The state officials also asked Nasdaq to explain how it addressed internal tensions in adopting the change and whether any companies, including SpaceX or its advisers, were involved in shaping the revised rule. The questions reflect concern about whether the procedure behind the amendments adequately weighed potential harms to index investors.

Oregon Treasurer Elizabeth Steiner, in a statement relayed by her representative, said she was "deeply troubled" by the exchanges' decisions. Steiner added that the updates could force institutions such as retirement plans "to purchase stocks (through index funds) that have not proven their value or undergone the rigors of market correction."

Nasdaq responded by email through a spokesman, saying the public markets have evolved and that companies are staying private longer, listing at larger scale, and arriving with more complex share structures. The spokesman added: "The updates to the Nasdaq-100 methodology reflect those shifts and were implemented following a formal public consultation."

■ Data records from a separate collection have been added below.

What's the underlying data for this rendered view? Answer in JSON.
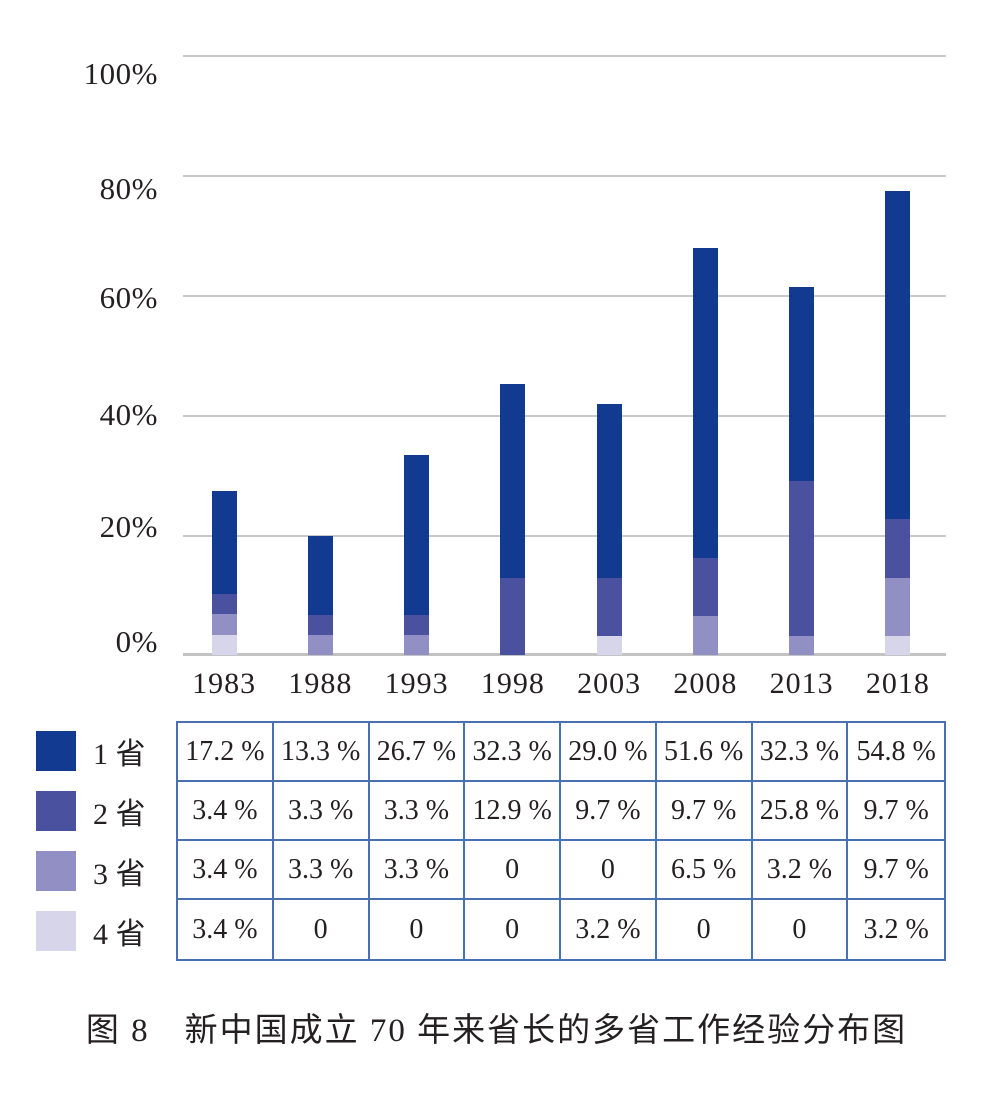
{
  "figure": {
    "caption": "图 8　新中国成立 70 年来省长的多省工作经验分布图"
  },
  "chart_data": {
    "type": "bar",
    "stacked": true,
    "title": "",
    "xlabel": "",
    "ylabel": "",
    "categories": [
      "1983",
      "1988",
      "1993",
      "1998",
      "2003",
      "2008",
      "2013",
      "2018"
    ],
    "series": [
      {
        "name": "1 省",
        "color": "#113a90",
        "values": [
          17.2,
          13.3,
          26.7,
          32.3,
          29.0,
          51.6,
          32.3,
          54.8
        ]
      },
      {
        "name": "2 省",
        "color": "#4a519e",
        "values": [
          3.4,
          3.3,
          3.3,
          12.9,
          9.7,
          9.7,
          25.8,
          9.7
        ]
      },
      {
        "name": "3 省",
        "color": "#918fc4",
        "values": [
          3.4,
          3.3,
          3.3,
          0,
          0,
          6.5,
          3.2,
          9.7
        ]
      },
      {
        "name": "4 省",
        "color": "#d6d5e9",
        "values": [
          3.4,
          0,
          0,
          0,
          3.2,
          0,
          0,
          3.2
        ]
      }
    ],
    "stack_order_bottom_to_top": [
      "4 省",
      "3 省",
      "2 省",
      "1 省"
    ],
    "ylim": [
      0,
      100
    ],
    "yticks": [
      "100%",
      "80%",
      "60%",
      "40%",
      "20%",
      "0%"
    ],
    "grid": true,
    "legend_position": "left-of-table"
  },
  "table": {
    "border_color": "#4a70b4",
    "columns": [
      "1983",
      "1988",
      "1993",
      "1998",
      "2003",
      "2008",
      "2013",
      "2018"
    ],
    "rows": [
      {
        "legend": "1 省",
        "cells": [
          "17.2 %",
          "13.3 %",
          "26.7 %",
          "32.3 %",
          "29.0 %",
          "51.6 %",
          "32.3 %",
          "54.8 %"
        ]
      },
      {
        "legend": "2 省",
        "cells": [
          "3.4 %",
          "3.3 %",
          "3.3 %",
          "12.9 %",
          "9.7 %",
          "9.7 %",
          "25.8 %",
          "9.7 %"
        ]
      },
      {
        "legend": "3 省",
        "cells": [
          "3.4 %",
          "3.3 %",
          "3.3 %",
          "0",
          "0",
          "6.5 %",
          "3.2 %",
          "9.7 %"
        ]
      },
      {
        "legend": "4 省",
        "cells": [
          "3.4 %",
          "0",
          "0",
          "0",
          "3.2 %",
          "0",
          "0",
          "3.2 %"
        ]
      }
    ]
  }
}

On the point of specificity, the Nasdaq representative said the changes were not intended to benefit any single company and noted they align with adjustments that other major index providers have independently adopted in response to similar market dynamics.


Contextual note: The letters focus on the potential investor impact arising from index methodology changes and request public disclosure and review of any investor impact analyses. They emphasize concerns about forced passive purchases and governance-related risks tied to exceptionally large IPOs such as SpaceX.

Risks

  • Forced buying by passive funds could lead to concentrated inflows into a single large IPO, raising market volatility and potential mispricing - this impacts passive investment products and retirement funds.
  • Governance features of newly listed megacap companies may create conflicts of interest between index providers and users, posing risks to institutional investors that track those indexes.
  • Index methodology changes adopted without a disclosed investor impact analysis could affect over $1.4 trillion in investor assets without transparent review, raising regulatory and fiduciary concerns for public pension systems.